Ishida-san and her assistant Yuri-san spoke of their patients with understanding and sympathy, rather than pity. Since they live in the same district of Fukushima as their patients, they share the same challenges, and they also have chosen to take precautions against nuclear radiation rather than leave their homes and break up their family units. They test their food. They hang laundry inside. They shake dirt off on the doorstep. They clean the outside of their houses with power hoses (courtesy of the central government). They check radiation levels around their homes on a daily basis. They try to stay informed, though this is not easy to do as they are constantly bombarded with conflicting information. They believe that radiation levels have gone down significantly, and that they can build a new life for themselves and their children without leaving Fukushima.
Is this wise? Have folks’ brains been, as some bloggers like to intimate, addled by radiation poisoning? Well, that is none of our business, is it? We all have the right to decide our own course, and as Ishida-san firmly stated, health is not just about physical well-being. She and Sanpei-san both believe that those who have chosen to stay in the Watari district have made valid decisions based on ties to their family, work commitments, and living arrangements, and that these factors are important for their emotional health. Ishida-san and her colleagues believe that their job as midwives is not to judge, but to support women, and to encourage them to think for themselves and decide their own futures. The Fukushima midwives teach by example, dealing with hardship calmly and providing steady encouragement and a dose of old-fashioned common sense. Isn’t that what’s needed, more than “saving”, when all is said and done? Perseverance and endurance doesn’t have to mean weakness.
As I mentioned at the onset, our visit at the main office of the Midwives Association lasted a full four hours. Finally, realizing that Ishida-san must be hungry (we ourselves were starving), we excused ourselves and grabbed a taxi back to the Fukushima Station.
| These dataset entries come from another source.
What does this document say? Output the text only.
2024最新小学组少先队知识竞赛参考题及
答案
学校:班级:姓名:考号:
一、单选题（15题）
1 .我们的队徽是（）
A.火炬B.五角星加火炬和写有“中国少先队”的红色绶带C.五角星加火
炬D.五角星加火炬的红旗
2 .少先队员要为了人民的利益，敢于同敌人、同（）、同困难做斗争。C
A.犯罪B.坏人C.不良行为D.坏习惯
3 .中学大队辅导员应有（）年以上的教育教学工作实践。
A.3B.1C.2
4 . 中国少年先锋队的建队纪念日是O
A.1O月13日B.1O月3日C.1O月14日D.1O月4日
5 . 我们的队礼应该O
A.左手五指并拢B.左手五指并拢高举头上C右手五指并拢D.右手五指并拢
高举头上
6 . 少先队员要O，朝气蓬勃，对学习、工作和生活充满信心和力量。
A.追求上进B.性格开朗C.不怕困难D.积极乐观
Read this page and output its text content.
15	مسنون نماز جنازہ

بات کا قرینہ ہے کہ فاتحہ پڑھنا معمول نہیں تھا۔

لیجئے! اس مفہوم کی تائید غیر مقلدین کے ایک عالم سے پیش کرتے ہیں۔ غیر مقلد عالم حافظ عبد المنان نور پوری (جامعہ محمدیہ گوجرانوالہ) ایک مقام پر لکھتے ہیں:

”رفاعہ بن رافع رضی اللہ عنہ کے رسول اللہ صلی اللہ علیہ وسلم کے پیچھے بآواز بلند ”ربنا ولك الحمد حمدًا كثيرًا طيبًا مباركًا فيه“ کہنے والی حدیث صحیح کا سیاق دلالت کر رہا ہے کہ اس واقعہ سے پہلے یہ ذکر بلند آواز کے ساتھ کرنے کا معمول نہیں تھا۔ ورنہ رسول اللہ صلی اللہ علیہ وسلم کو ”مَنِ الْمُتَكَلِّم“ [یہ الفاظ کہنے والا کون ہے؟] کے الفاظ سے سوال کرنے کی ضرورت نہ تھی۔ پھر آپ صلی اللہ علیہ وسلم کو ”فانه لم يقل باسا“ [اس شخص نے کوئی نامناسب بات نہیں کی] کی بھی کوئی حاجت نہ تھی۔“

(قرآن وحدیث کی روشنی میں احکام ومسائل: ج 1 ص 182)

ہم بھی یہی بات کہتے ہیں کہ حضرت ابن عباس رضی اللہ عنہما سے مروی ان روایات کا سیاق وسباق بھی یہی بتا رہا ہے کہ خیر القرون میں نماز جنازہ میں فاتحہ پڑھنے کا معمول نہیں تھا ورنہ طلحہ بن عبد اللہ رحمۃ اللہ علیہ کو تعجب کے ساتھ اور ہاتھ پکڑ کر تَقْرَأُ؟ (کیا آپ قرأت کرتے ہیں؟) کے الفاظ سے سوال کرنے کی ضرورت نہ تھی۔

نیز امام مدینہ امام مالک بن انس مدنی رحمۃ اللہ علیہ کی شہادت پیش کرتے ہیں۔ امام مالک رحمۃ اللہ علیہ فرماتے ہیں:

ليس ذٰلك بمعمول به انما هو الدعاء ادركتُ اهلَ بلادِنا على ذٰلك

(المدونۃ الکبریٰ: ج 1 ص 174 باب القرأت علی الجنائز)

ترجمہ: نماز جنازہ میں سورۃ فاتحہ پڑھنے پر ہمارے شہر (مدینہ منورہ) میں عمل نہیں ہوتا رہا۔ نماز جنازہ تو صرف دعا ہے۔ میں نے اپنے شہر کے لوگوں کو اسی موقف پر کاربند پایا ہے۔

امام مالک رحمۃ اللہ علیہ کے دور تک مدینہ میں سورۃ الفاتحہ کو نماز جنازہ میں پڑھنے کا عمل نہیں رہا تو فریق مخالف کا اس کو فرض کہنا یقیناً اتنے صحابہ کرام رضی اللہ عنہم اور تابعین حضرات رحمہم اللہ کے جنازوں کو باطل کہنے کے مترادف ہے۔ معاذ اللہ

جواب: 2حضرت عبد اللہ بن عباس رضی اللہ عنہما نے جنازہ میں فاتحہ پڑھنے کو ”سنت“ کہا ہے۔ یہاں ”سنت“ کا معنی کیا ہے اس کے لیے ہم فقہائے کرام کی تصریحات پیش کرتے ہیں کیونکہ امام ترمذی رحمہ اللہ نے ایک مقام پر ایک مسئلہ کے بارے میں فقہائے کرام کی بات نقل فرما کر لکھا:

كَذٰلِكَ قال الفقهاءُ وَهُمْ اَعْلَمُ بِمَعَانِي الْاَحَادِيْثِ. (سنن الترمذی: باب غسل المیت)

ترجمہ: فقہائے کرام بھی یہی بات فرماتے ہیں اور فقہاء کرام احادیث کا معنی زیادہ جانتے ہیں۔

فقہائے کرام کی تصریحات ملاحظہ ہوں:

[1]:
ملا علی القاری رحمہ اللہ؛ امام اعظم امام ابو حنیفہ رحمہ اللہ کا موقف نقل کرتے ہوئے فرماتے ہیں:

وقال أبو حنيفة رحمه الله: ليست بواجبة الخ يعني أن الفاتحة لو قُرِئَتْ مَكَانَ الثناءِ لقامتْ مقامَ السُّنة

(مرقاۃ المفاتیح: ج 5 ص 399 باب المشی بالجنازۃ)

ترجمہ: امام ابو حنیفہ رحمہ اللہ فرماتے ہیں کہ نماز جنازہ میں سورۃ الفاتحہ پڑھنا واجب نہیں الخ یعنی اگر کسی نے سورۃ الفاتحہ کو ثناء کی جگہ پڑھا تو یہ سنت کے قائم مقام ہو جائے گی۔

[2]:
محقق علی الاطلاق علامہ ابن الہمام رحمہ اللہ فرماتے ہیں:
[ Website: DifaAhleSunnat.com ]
It was a beautiful day, flowers were blooming, high school girls were hanging out in short uniform skirts, and Main Street looked like any ordinary rural Japanese city center except for the dearth of people. Too many taxis hanging out, too few shoppers lining the sidewalk, and too few tourists buying souvenirs at the station shops. Yukari and I bought some sweet little dumplings to take home, and boarded the super-sleek bullet train headed back to Tokyo, equipped with both food for literal consumption and food for thought.